TPS is surely a key outcome expected from a performance test exercise however, its often confused as an input into the performance run instead and a sole input into the performance test planning. What needs to be understood is the fact that targeted TPS needs to be accompanied by other key inputs for adequate performance test planning. This includes metrics like user or consumer concurrency, user session duration, page views per session. These act as key inputs for setting up a performance run which simulates adequate number of concurrent users transacting on the application. In absence of these, by simply varying the number of concurrent users, you can impact the transaction rate. To help understand this a bit better, imagine if 1 user requesting 10 pages one after the other and 10 users requesting 1 page at the same time will have the same workload profile? Will both these workloads consume the resources in the exact same manner?

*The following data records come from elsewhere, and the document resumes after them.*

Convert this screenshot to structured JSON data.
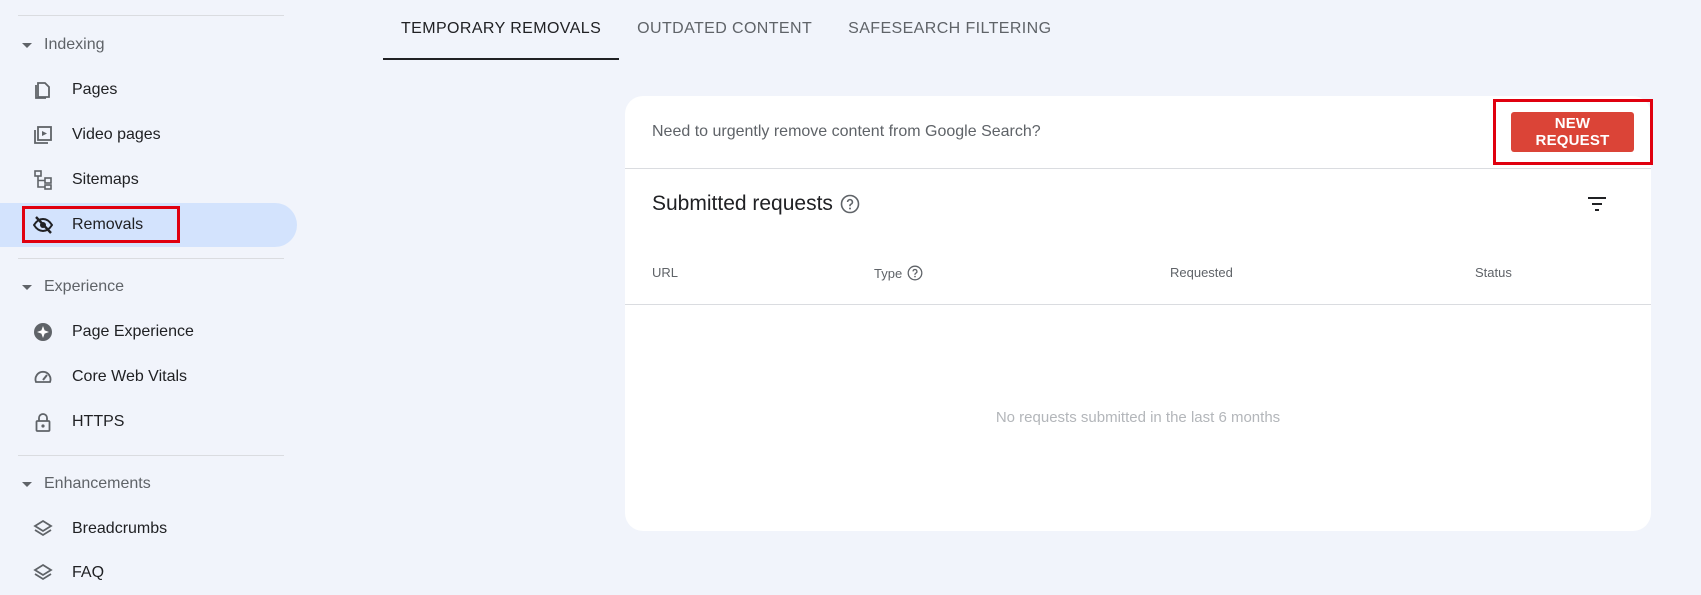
{
  "sidebar": {
    "sections": [
      {
        "label": "Indexing"
      },
      {
        "label": "Experience"
      },
      {
        "label": "Enhancements"
      }
    ],
    "items": [
      {
        "label": "Pages",
        "icon": "pages-icon"
      },
      {
        "label": "Video pages",
        "icon": "video-pages-icon"
      },
      {
        "label": "Sitemaps",
        "icon": "sitemaps-icon"
      },
      {
        "label": "Removals",
        "icon": "removals-icon",
        "active": true
      },
      {
        "label": "Page Experience",
        "icon": "page-experience-icon"
      },
      {
        "label": "Core Web Vitals",
        "icon": "core-web-vitals-icon"
      },
      {
        "label": "HTTPS",
        "icon": "lock-icon"
      },
      {
        "label": "Breadcrumbs",
        "icon": "breadcrumbs-icon"
      },
      {
        "label": "FAQ",
        "icon": "faq-icon"
      }
    ]
  },
  "tabs": [
    {
      "label": "TEMPORARY REMOVALS",
      "active": true
    },
    {
      "label": "OUTDATED CONTENT"
    },
    {
      "label": "SAFESEARCH FILTERING"
    }
  ],
  "card": {
    "banner_text": "Need to urgently remove content from Google Search?",
    "new_request_label": "NEW REQUEST",
    "title": "Submitted requests",
    "columns": [
      "URL",
      "Type",
      "Requested",
      "Status"
    ],
    "empty_message": "No requests submitted in the last 6 months"
  },
  "colors": {
    "accent_button": "#db4437",
    "active_nav_bg": "#d3e3fd",
    "highlight_border": "#e0000f",
    "page_bg": "#f1f4fb"
  }
}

Need I say more.
2. Most popular transactions only
Another one is when project teams focus on one or few of the business transactions which attract most traffic. This leads to inaccurately simulating the conditions which will occur in production systems and may lead to different results. Imagine leaving out a business transaction which is infrequently used however when used, can eat up lot of your resources thereby leaving other requests struggling to be served at all or be served in time.
Therefore, its important to cover as much of the functional scope of the application as possible and do it in the right transaction mix as well. Historic data can provide great insights into the ratio of various business transactions and same mix of workloads can be simulated during performance testing.
3. Not eliminating the noise
Quite often the application environment being used as target environment for performance testing is catering to other workloads at the same time as well which usually wont be present in the application’s production environment. This could be other traffic on the same application or another application sharing the environment. Such factors can introduce noise in your results by taking away crucial processing time or processing space therefore, negatively impacting your performance OR accessing common data or storage areas hence, making it available quicker. Ideally, such workloads should be eliminated from the environment while conducting performance run.
Another kind of noise observed frequently is enabled debuggers or log levels or monitoring of the application over the network which may not be there in production environment taking away processing time as well as network resources of the server. Make sure to eliminate such configurations too.
Yet another one is the inclusion of requests to resources from other servers or applications in the test scripts. Web pages typically include image or script resources from 3rd parties for various reasons and including them in the script will only inaccurate reflect on the response time and throughput of the target application and servers. This could become an issue if one of those transactions has a response time related SLA.
4. The-mad-user simulation
How many times I have seen testers writing performance test scripts with no lag between consecutive web requests. Even though they have worked out all the transactions in the right mix, just didn’t space them out. Behave like a user, take time between web requests, if its meant to be there e.g. page requests. Randomize the lag to reflect varying user behavior.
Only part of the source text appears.